I'm working up the nerve to try to cook some of this stuff.
Due to my anaphylaxis to handling eggplant, I will only be attending the market in close-toed shoes.
This is a bountiful island country. As one taxi driver said to me, while in other countries people die from thirst or famine, here there is so much surplus that some of the fruit gets left for the birds and bats. The market is full of locally grown produce – fresh coriander (called dhania), rourou (taro leaf), cucumber, tomatoes, pumpkin, green beans, ginger, fiddleheads and loads of stuff that I don’t know plus a jaw-dropping variety of seafood. If you stick to eating local produce and keep your grocery purchases of western items like cheese and mayonnaise to a minimum you could eat very cheaply. There is also cooked food, which I will have to learn to negotiate. In particular, I am tempted by the tapioca cooked with burnt sugar in a banana leaf.
The fruit on photo on the left is as forgettable as its name. Love the woven baskets of roots.
On Sunday, we went down to the Hobie sailing club at Suva Point. One of the first things that John did when he got to Fiji was join the Hobie club. It’s a functional sailing club rather than a yacht club. There is a small wooden building with toilets and showers next to a slipway with a grassy area covered in Hobie Cats. The water is not the clear blue water that you think of when you picture the tropics – it’s pretty brown and stirred up. But the bay is protected by the reef and there is a sandbar within a fairly short sail to aim for. The members are keen on racing each other as well.

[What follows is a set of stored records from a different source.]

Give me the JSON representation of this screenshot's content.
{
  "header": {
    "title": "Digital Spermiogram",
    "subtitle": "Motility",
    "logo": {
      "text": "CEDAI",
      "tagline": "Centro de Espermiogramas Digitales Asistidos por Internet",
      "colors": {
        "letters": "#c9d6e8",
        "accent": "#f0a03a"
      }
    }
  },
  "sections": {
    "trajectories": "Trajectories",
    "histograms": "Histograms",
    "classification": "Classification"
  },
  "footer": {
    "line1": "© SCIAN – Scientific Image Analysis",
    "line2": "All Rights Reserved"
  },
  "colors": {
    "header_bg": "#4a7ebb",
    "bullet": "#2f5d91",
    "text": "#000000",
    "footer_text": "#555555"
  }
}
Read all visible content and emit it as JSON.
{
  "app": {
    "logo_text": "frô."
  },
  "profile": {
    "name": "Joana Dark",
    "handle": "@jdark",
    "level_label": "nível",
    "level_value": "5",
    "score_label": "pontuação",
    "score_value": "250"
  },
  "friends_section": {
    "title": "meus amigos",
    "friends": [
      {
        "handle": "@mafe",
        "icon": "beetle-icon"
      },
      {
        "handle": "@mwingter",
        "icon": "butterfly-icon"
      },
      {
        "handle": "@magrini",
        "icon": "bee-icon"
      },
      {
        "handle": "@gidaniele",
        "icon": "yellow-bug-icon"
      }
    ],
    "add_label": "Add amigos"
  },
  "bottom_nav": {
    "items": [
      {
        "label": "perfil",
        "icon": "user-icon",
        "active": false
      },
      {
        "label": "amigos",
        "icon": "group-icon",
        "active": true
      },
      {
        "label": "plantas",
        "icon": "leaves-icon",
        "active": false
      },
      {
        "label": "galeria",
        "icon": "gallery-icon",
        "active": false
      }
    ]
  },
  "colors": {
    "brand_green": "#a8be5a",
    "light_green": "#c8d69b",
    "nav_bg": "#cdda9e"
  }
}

In the olden days (late 80s and early 90s) John and I were members of the St Croix Yacht Club and owned a Hobie 16 which we raced regularly. I was a lot more flexible back then and the act of hiking out on the trapeze was done with speed and grace (that’s how I remember it anyway). Twenty-odd years later, hiking out is a lot scarier and less exhilarating than I remember. I also looked like an arthritic crab when I moved about on the boat. I felt like one too. I’ve been on 600mg of ibuprofen regularly since then to ease the pain in my shoulder. Damn you, old age!
Anna overcame her reluctance and went out with John – her first time on a Hobie. They were gone for ages (I could only manage around 45 minutes in the sun) and she came back without too many bruises and no lasting ill-effect that I’m aware of. Ah youth!